Ove had no immediate use for it, so he carried it about aimlessly for a few days. Finally the old lady renting him a room took pity on him and started looking for things around the house for him to mend. It was more peaceful that way for both of them.
Later that year he enlisted for military service. He scored the highest possible mark for every physical test. The recruitment officer liked this taciturn young man who seemed as strong as a bear, and he pressed him to consider a career as a professional soldier. Ove thought it sounded good. Military personnel wore uniforms and followed orders. All knew what they were doing. All had a function. Things had a place. Ove felt he could actually be good as a soldier. In fact, as he went down the stairs to have his obligatory medical examination, he felt lighter in his heart than he had for many years. As if he had been given a sudden purpose. A goal. Something to be.

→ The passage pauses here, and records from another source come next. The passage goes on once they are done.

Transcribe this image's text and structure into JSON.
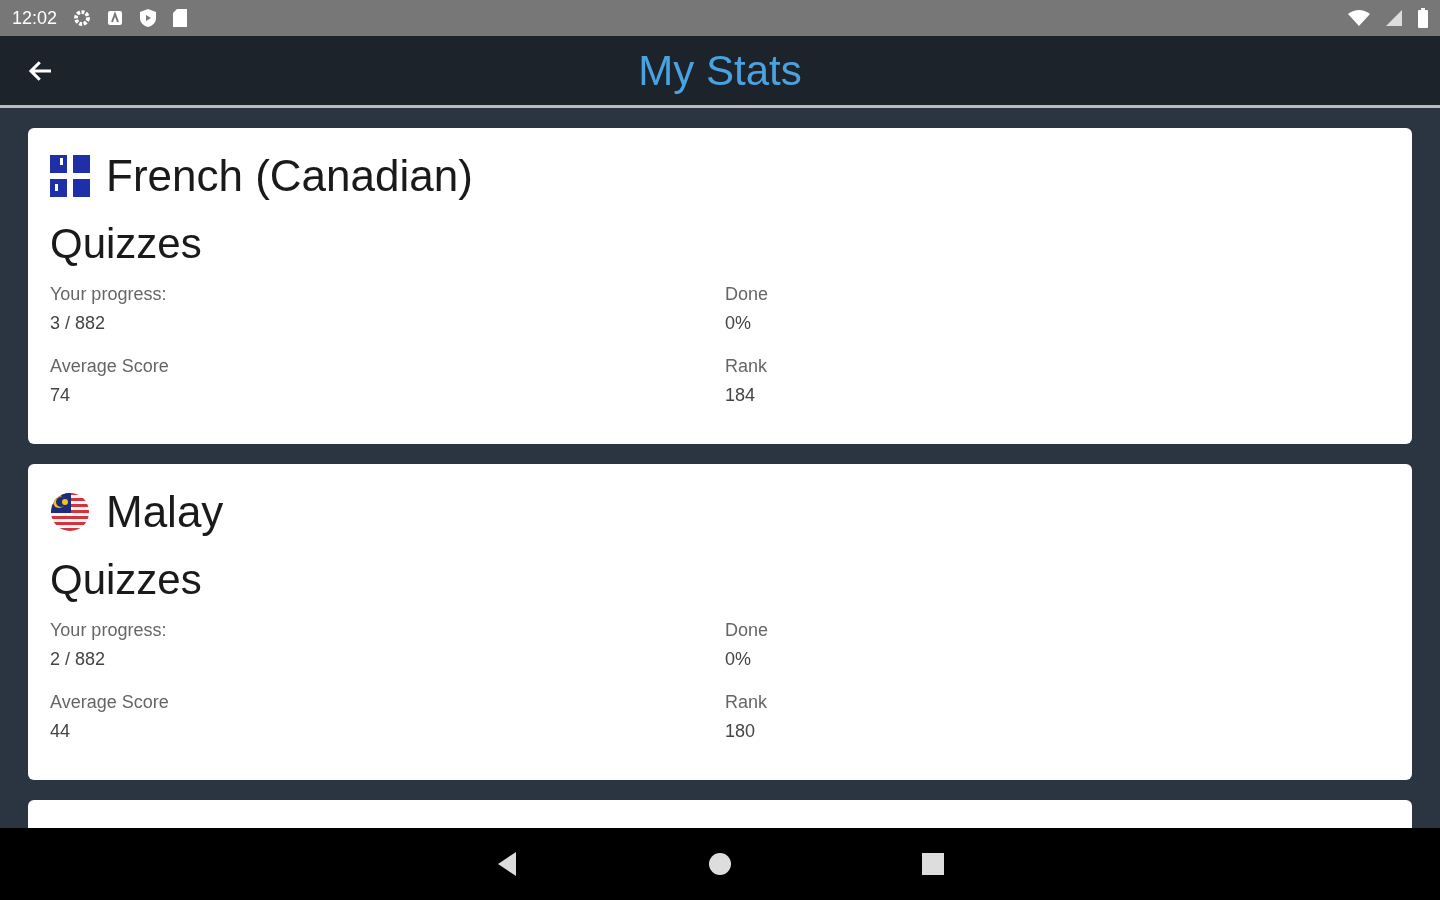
{
  "status_bar": {
    "time": "12:02"
  },
  "toolbar": {
    "title": "My Stats"
  },
  "languages": [
    {
      "name": "French (Canadian)",
      "kind": "quebec",
      "section": "Quizzes",
      "stats": [
        {
          "label": "Your progress:",
          "value": "3 / 882"
        },
        {
          "label": "Done",
          "value": "0%"
        },
        {
          "label": "Average Score",
          "value": "74"
        },
        {
          "label": "Rank",
          "value": "184"
        }
      ]
    },
    {
      "name": "Malay",
      "kind": "malaysia",
      "section": "Quizzes",
      "stats": [
        {
          "label": "Your progress:",
          "value": "2 / 882"
        },
        {
          "label": "Done",
          "value": "0%"
        },
        {
          "label": "Average Score",
          "value": "44"
        },
        {
          "label": "Rank",
          "value": "180"
        }
      ]
    }
  ]
}
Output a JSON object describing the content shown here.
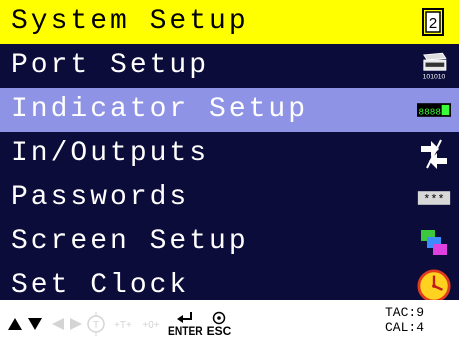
{
  "menu": {
    "title": "System Setup",
    "items": [
      {
        "label": "Port Setup",
        "icon": "serial-port-icon",
        "icon_text": "101010"
      },
      {
        "label": "Indicator Setup",
        "icon": "indicator-display-icon",
        "icon_text": "8888",
        "selected": true
      },
      {
        "label": "In/Outputs",
        "icon": "in-out-arrows-icon"
      },
      {
        "label": "Passwords",
        "icon": "password-mask-icon",
        "icon_text": "***"
      },
      {
        "label": "Screen Setup",
        "icon": "overlapping-windows-icon"
      },
      {
        "label": "Set Clock",
        "icon": "clock-icon"
      }
    ],
    "title_icon": "page-number-icon",
    "title_icon_text": "2"
  },
  "footer": {
    "enter_label": "ENTER",
    "esc_label": "ESC",
    "tac": "TAC:9",
    "cal": "CAL:4"
  },
  "colors": {
    "title_bg": "#ffff00",
    "screen_bg": "#0c0c3a",
    "selected_bg": "#8f93e6"
  }
}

His joy lasted no more than ten minutes.
The recruitment officer had said that the medical examination was a “mere formality.” But when the stethoscope was held against Ove’s chest, something was heard that should not have been heard. He was sent to a doctor in the city. A week later he was informed that he had a rare congenital heart condition. He was exempted from any further military service. Ove called and protested. He wrote letters. He went to three other doctors in the hope that a mistake had been made. It was no use.
“Rules are rules,” said a white-shirted man in the army’s administrative offices the last time Ove went there to try to overturn the decision. Ove was so disappointed that he did not even wait for the bus; instead he walked all the way back to the train station. He sat on the platform, more despondent than at any time since his father’s death.